Ce qui pourrait être autrement: contre les experts
Lire les autres billets de la série
Notre estime pour les savants sera à la mesure de leurs mérites, mais pour le salut de leur intellect et de leur moralité, nous ne leur accorderons aucun privilège social et ne leur reconnaîtrons pas d’autre droit que le droit commun de propager librement leurs convictions, leurs idées et leurs connaissances. Il n’y a pas lieu de leur donner, pas plus qu’à d’autres, de l’autorité, car qui en est investi devient infailliblement, selon une loi sociale invariable, un oppresseur et un exploiteur de la société.
Mais, dira-t-on, la science ne sera pas toujours l’apanage de quelques-uns, un jour viendra où elle sera à la portée de tous et de chacun. En effet, mais ce temps est encore loin et il faudra beaucoup de révolutions sociales avant qu’il arrive. Et, en attendant, qui consentira à remettre son sort entre les mains des savants, ces prêtres de la science?
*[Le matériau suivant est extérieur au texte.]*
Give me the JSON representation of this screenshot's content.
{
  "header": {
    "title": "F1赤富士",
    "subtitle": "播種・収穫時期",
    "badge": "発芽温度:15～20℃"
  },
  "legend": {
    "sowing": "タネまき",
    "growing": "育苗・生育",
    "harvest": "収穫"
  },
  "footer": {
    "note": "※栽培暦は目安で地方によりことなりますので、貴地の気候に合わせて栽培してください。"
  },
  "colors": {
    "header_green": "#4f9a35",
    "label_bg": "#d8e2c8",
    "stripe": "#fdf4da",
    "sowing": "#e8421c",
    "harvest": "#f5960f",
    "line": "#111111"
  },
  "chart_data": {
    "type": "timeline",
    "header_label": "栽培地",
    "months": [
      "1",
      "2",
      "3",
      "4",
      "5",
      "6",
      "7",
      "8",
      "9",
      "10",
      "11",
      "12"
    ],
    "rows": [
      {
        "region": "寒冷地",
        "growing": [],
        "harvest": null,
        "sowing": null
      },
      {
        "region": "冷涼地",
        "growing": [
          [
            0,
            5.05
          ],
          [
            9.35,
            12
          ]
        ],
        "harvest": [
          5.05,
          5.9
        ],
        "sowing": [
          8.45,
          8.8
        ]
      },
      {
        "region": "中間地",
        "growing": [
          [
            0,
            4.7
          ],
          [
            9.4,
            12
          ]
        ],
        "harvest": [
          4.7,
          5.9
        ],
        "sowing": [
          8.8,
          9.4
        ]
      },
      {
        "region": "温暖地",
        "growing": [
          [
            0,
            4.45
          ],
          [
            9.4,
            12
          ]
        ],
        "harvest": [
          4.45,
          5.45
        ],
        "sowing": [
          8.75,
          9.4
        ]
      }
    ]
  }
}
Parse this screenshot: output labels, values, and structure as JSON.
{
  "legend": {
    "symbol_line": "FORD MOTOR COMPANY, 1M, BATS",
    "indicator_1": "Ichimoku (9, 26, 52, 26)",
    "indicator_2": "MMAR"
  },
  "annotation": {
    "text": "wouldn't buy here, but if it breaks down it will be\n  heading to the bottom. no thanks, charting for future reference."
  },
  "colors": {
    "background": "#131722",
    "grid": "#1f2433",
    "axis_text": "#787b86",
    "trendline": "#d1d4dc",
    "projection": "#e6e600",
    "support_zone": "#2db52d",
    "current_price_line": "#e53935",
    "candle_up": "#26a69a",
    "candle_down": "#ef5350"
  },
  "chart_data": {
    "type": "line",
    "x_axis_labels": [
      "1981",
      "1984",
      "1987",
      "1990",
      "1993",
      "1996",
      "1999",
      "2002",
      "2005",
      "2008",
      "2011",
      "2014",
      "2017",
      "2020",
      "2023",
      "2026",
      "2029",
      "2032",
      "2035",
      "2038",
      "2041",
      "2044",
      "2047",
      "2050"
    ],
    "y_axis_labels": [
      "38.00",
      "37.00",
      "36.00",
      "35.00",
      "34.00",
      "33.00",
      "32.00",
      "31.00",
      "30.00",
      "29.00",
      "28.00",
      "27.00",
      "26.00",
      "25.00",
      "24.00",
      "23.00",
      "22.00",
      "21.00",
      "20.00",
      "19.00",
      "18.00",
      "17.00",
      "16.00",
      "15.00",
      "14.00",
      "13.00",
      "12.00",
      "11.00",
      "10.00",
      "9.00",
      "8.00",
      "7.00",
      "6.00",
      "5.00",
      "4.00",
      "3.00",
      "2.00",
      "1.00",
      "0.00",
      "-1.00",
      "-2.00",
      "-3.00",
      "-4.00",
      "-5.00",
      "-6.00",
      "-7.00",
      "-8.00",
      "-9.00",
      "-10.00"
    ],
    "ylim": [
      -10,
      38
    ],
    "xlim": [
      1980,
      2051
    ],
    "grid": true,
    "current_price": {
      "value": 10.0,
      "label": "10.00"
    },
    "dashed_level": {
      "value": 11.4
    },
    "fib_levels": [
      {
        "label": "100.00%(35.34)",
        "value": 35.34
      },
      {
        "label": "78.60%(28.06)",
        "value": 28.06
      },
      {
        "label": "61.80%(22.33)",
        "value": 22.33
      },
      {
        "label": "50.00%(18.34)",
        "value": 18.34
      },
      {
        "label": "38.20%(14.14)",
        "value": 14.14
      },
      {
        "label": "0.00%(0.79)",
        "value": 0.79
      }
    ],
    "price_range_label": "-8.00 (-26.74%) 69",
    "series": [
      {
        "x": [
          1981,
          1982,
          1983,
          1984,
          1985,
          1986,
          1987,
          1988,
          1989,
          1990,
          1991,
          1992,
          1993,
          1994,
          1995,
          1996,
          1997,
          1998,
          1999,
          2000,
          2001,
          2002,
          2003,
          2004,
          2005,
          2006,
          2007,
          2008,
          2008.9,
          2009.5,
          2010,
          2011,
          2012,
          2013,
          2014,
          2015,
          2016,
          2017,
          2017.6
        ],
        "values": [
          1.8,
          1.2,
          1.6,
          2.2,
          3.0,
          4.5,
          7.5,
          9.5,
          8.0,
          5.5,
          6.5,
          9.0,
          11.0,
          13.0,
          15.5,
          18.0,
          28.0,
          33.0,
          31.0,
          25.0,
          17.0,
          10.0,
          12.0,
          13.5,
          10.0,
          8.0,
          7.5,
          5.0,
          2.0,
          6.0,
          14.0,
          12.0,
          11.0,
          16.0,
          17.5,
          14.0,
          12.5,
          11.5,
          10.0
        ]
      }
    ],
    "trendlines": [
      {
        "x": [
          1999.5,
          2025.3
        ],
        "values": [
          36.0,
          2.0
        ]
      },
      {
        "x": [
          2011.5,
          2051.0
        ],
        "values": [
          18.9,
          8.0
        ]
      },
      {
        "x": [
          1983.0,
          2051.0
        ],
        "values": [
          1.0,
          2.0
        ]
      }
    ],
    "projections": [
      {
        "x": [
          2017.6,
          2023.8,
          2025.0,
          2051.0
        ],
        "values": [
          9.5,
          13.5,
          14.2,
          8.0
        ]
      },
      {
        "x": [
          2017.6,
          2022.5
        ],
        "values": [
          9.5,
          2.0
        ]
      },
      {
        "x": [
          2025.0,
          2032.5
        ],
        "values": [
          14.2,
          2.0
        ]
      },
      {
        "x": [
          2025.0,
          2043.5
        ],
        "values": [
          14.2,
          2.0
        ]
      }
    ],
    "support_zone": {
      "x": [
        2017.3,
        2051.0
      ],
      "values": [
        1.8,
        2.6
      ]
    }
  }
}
A quoi bon, alors, le soustraire aux curés?
Selon nous, se trompent à l’extrême ceux qui s’imaginent qu’après la révolution sociale tout le monde sera au même degré savant. La science comme telle, restera comme aujourd’hui une des nombreuses spécialisations sociales - à la seule différence que cette spécialisation n’est actuellement accessible qu’à quelques individus originaires des classes privilégiées - lors même qu’en dehors de toute distinction de classes à jamais abolies, elle se trouvera à la portée de toutes les personnes qui se sentiront la vocation et l’envie de se consacrer à elle, sans que le travail manuel rendu obligatoire pour tous ait à en pâtir.
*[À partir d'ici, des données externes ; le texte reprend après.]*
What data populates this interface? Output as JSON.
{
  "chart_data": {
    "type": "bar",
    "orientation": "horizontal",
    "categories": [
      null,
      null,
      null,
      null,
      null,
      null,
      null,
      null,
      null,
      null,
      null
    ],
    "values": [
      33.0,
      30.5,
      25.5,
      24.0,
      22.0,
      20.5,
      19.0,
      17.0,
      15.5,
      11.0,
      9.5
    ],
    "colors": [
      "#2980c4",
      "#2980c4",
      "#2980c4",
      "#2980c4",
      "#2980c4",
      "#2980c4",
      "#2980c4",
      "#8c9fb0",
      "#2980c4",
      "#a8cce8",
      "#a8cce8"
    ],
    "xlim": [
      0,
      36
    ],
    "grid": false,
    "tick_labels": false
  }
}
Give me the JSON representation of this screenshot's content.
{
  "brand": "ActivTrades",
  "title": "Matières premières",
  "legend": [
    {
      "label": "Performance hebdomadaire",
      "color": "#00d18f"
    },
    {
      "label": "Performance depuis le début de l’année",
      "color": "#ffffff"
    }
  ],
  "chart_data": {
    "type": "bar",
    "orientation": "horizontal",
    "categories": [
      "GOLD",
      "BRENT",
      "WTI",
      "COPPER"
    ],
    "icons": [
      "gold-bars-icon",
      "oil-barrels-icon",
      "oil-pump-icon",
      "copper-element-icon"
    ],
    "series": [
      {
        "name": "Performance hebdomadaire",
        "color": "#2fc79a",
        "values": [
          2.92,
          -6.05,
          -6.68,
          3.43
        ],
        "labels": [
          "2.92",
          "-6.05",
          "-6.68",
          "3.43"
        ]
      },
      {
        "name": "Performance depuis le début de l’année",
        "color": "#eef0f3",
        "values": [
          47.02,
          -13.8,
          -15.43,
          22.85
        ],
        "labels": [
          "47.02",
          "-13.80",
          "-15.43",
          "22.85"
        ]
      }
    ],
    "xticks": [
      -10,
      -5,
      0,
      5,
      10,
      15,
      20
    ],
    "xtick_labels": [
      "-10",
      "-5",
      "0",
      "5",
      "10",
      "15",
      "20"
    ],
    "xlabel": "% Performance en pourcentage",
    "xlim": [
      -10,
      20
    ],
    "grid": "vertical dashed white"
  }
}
La formation scientifique et surtout l’étude de la méthode scientifique, l’habitude de penser, c’est-à-dire de généraliser les faits et d’en tirer des conclusions plus ou moins justes, deviendront seulement le patrimoine commun. Mais il y aura toujours très peu de têtes encyclopédiques et, dès lors, de sociologues érudits. Ce serait un malheur pour l’humanité qu’un jour la pensée devînt la source et l’unique conductrice de la vie, et que la science et l’érudition fussent appelées à gouverner la société. La vie se tarirait et la société se transformerait en un troupeau anonyme et servile. Gouverner la vie par la science n’aurait d’autre résultat que d’abêtir l’humanité.
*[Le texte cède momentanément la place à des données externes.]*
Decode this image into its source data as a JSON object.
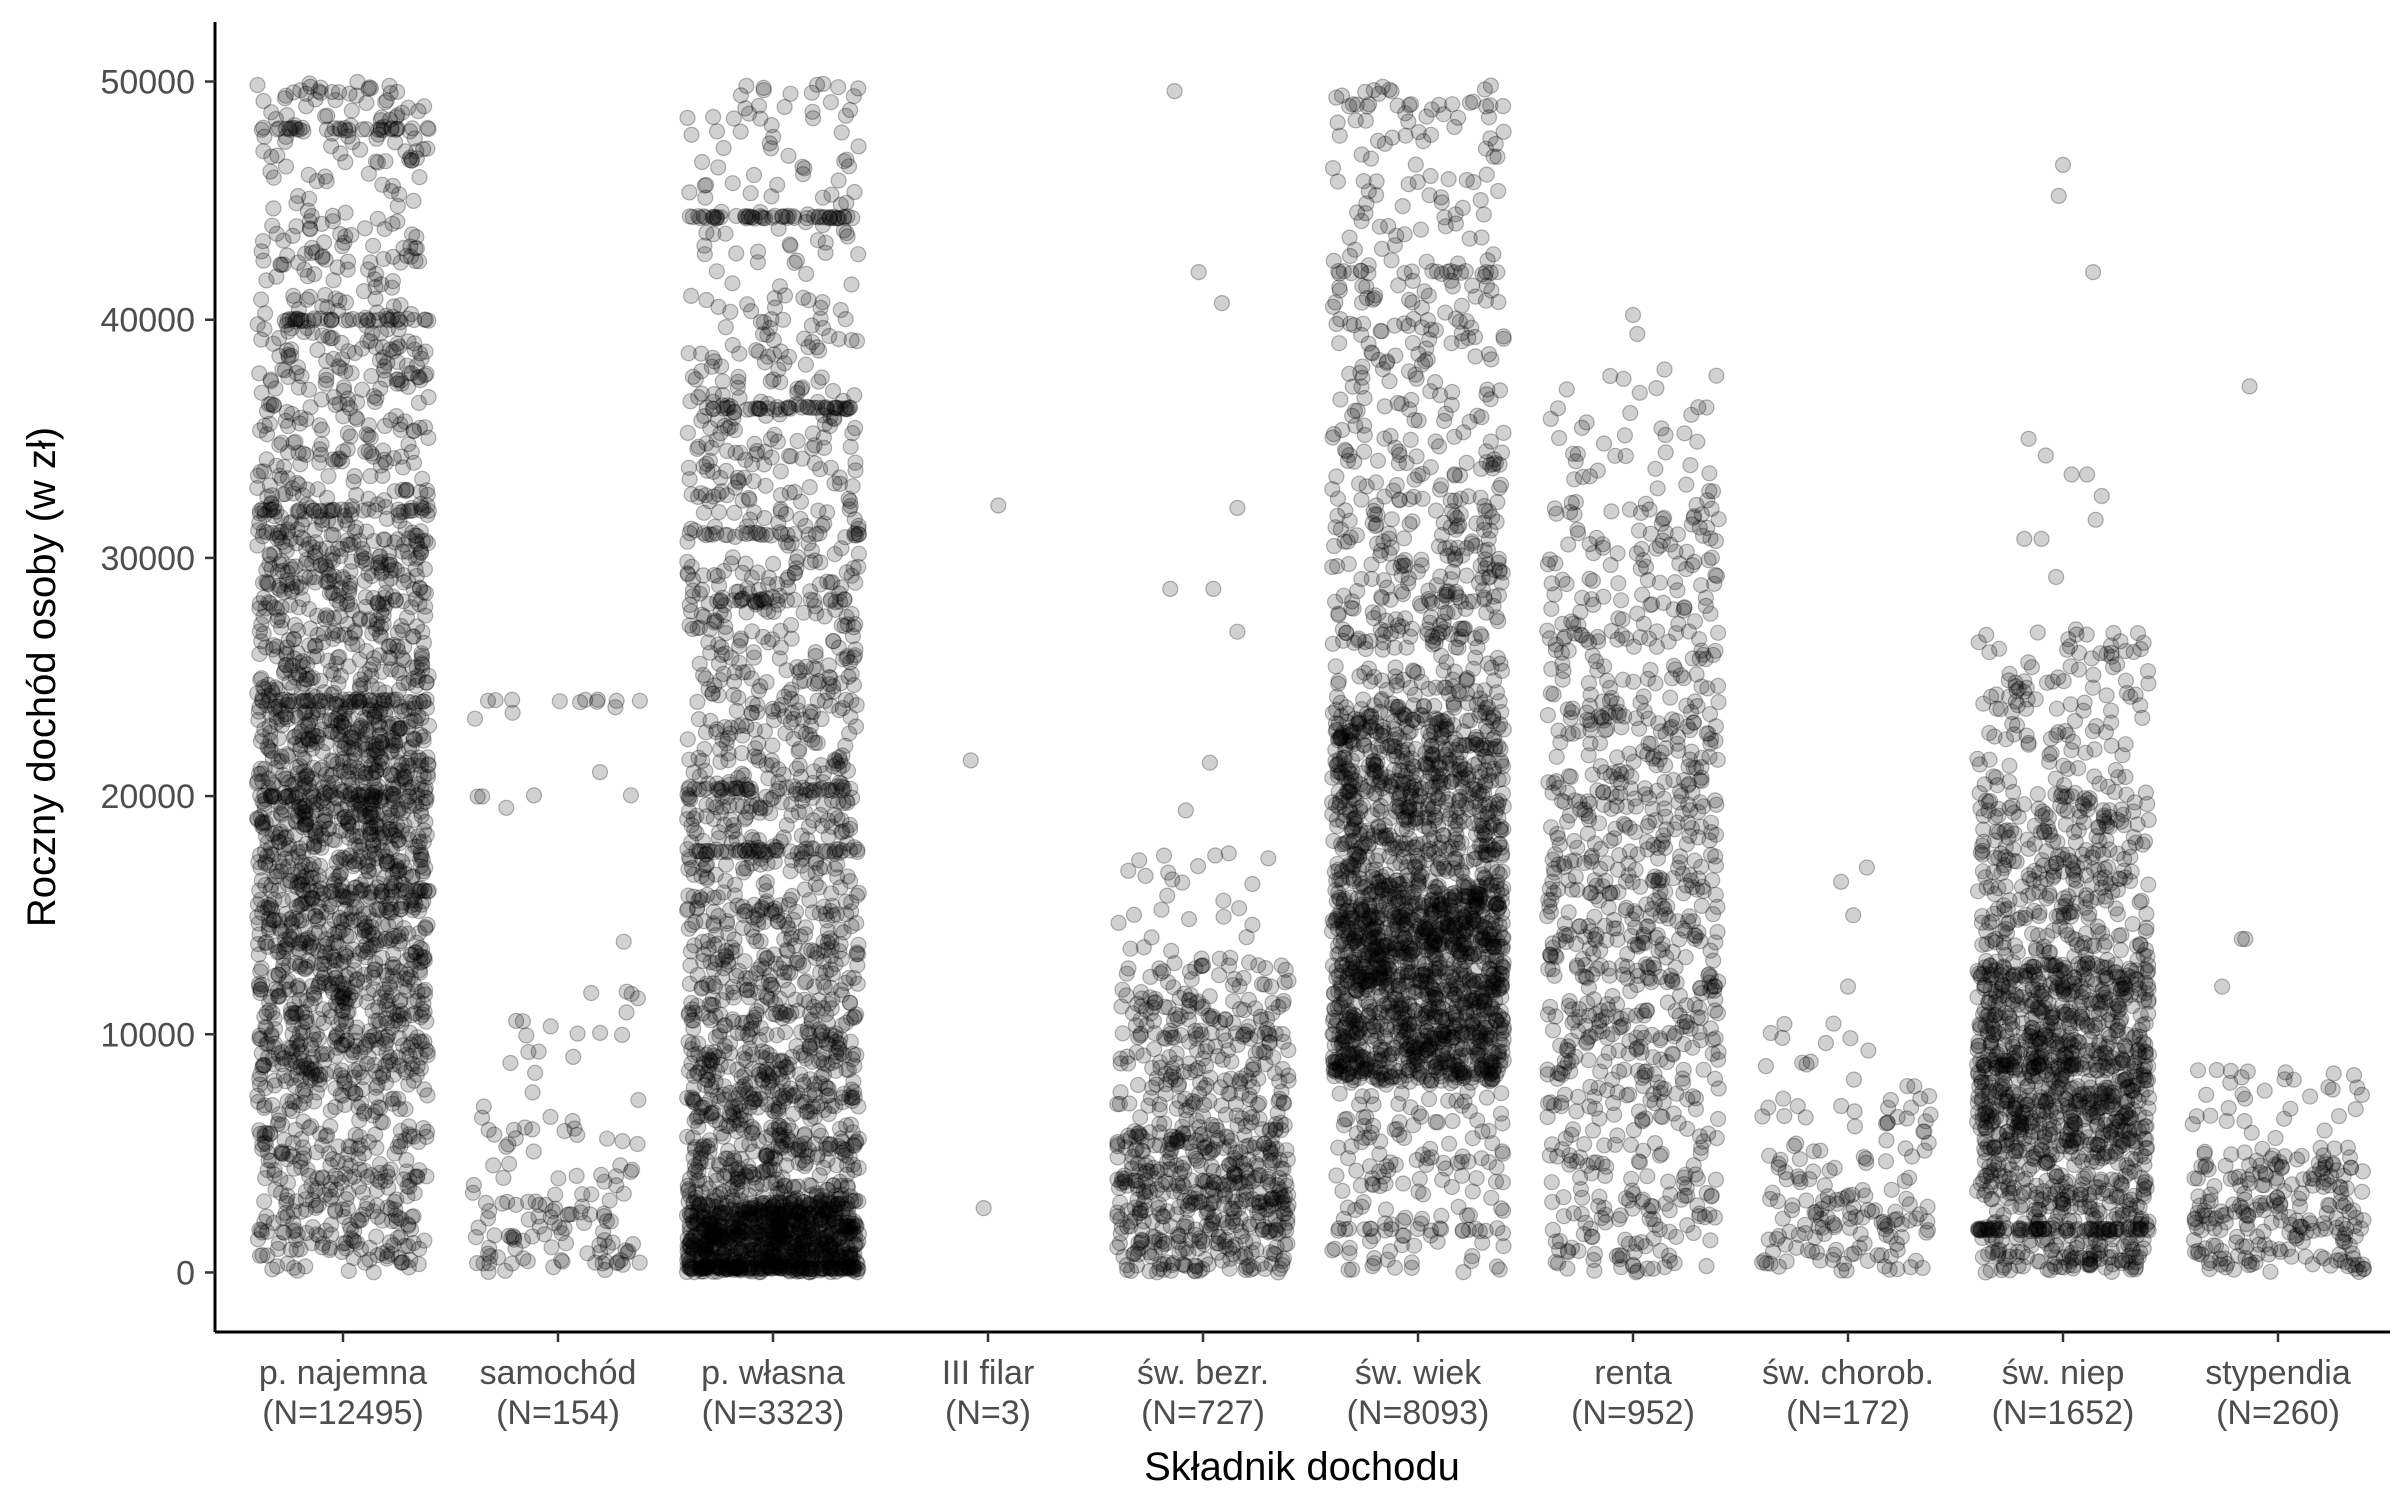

Bakunin, Étatisme et anarchie
Je ne crois pas aux experts. Je suis convaincu, en tout cas, qu’il est impossible d’appuyer des décisions politiques sur l’“avis des experts”. Et cela pour plusieurs raisons - dont certaines sont bien expliquées par Bakunin:
- Il n’y a pas une vérité, dans le domaine scientifique et du savoir, il y a plusieurs visions et interprétations du monde appuyées sur des arguments particuliers, fondées sur des méthodologies particulières. Un choix politique ne peut pas se baser sur l’avis des experts car cela signifie choisir - sans compétence particulière - entre plusieurs experts. Ce choix ne peut qu’être politique et donc il invalide l’avis.
- Les experts sont choisis par les pouvoirs - étatiques, médiatiques etc. - pour confirmer ce que ces pouvoir veulent affirmer. J’ai aussi de belles expériences personnelles sur ce sujet: dites à un.e journaliste quelque chose qu’iel ne veut pas entendre et vous êtes sûr que votre propos ne sera pas reporté et surtout que le.a journaliste en question ne vous rappellera jamais. L’expert est utilisé comme argument d’autorité pour confirmer quelque chose qui a été déjà décidé avant.
- Le principe de la liberté est d’être capable de choisir en comprenant ce qu’on choisit. Déléguer les experts - comme le dit Bakunin - ou déléguer les prêtres c’est finalement la même chose
- Les experts - pour lesquels je n’utilise justement pas de forme inclusive - sont le produit du pouvoir: privilégiés, riches, hommes, blancs dans la quasi-totalité des cas. (Oui, j’en fais partie, et en effet je fais partie des experts, même si je ne veux pas en être).
Je suis moins d’accord avec le romantisme antiscientiste du dernier paragraphe de Bakunin, mais il a quand même son esthétique - et peut-être son âge…
La liberté et l’émancipation nécessitent que les décisions politiques soient prises collectivement, en mettant tout le monde en état d’en comprendre les raisons et les enjeux, en tenant en compte les différentes visions et interprétations et sans établir en amont qu’il y a des opinions qui comptent plus que les autres.